The crack of the whip('s pate!)
"Never had a man stay in the house", says Fingen, M.P., ruefully, "who so cut up the lawn with his head, or indented the gravel with his elbows and his knees."
Evidently I was mistaken about goff. Cycling's the thing in Scotland.
Goasyoucan, Inverness-shire, Saturday.—Wrong again. Not goff nor cycling is the thing to do in Scotland. It's stalking. Soon learn that great truth at Goasyoucan. The hills that encircle the house densely populated with stags. To-day three guns grassed nine, one a royal. This the place to spend a happy day, crouching down among the heather awaiting the fortuitous moment. Weather no object. Rain or snow out you go, submissive to guidance and instruction of keeper; by comparison with whose tyranny life of the ancient galley-slave was perfect freedom.
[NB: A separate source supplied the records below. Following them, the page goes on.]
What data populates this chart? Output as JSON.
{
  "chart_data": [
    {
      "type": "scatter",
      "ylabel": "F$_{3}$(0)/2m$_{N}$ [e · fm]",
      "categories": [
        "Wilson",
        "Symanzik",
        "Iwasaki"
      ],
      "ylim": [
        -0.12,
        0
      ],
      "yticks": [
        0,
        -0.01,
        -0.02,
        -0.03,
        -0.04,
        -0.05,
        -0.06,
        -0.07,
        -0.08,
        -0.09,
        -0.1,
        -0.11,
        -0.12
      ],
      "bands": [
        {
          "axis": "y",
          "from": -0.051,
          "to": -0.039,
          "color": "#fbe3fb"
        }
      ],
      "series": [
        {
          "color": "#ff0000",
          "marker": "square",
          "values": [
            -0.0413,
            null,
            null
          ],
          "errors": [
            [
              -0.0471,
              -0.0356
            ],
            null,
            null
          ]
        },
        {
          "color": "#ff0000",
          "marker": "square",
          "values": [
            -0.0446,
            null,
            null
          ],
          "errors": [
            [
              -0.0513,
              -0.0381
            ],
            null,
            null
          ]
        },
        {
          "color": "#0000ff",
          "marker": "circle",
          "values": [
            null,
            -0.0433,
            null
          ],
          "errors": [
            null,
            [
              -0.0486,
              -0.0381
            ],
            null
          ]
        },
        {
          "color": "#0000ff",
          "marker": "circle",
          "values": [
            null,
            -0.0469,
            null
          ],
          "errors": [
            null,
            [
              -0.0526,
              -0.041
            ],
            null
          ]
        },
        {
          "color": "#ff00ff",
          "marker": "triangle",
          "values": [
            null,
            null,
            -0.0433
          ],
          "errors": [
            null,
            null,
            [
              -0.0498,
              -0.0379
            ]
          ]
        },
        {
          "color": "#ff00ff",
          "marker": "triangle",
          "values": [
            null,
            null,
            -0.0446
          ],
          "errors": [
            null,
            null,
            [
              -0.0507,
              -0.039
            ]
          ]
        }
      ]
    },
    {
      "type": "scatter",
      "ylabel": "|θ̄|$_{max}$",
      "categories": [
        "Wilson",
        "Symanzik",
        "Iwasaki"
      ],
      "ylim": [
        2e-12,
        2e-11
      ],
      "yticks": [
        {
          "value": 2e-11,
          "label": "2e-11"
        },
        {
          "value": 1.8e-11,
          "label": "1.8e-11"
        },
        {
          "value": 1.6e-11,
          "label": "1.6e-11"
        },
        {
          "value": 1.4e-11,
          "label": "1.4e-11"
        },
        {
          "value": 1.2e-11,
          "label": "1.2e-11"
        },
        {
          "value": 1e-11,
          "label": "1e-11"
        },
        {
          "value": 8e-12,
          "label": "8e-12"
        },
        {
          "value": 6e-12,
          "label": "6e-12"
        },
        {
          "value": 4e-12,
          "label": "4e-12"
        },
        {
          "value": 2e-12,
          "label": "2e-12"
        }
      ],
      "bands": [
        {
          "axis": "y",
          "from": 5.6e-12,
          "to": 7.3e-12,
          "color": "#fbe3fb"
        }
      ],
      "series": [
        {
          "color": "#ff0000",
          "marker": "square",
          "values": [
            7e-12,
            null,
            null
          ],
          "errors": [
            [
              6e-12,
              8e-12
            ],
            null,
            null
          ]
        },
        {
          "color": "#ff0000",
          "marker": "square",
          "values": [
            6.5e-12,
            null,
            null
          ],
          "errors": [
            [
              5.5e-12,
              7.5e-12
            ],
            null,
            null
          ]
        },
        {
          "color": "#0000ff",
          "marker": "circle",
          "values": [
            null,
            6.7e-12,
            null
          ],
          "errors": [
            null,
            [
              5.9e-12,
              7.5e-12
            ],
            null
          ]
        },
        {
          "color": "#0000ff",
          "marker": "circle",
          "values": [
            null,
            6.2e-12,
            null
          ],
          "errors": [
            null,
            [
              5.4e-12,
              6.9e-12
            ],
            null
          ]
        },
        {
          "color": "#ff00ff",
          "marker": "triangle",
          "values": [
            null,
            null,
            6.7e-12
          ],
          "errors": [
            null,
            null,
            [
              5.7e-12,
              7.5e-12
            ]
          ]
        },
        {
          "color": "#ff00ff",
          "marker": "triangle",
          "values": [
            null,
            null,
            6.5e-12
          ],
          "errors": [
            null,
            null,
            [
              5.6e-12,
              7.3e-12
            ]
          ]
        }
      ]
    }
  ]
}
Consummation of human delight this, to lie prone on your face amid the wet heather, with the rain pattering down incessantly, or the snow pitilessly falling, covering you up flake by flake as if it were a robin and you a babe in the wood. Mustn't stir; mustn't speak; if you can conveniently dispense with the operation, better not breathe. Sometimes, after morning and greater part of afternoon thus cheerfully spent, you may get a shot; even a stag. Also you may not; or, having attained the first, may miss the latter. At any rate you have spent a day of exhilarating delight.
Stalking is evidently the thing to do in Scotland. It's a far cry to the Highlands. Happily there is Arthur's Seat by Edinburgh town where beginners can practise, and old hands may feign delight of early triumphs.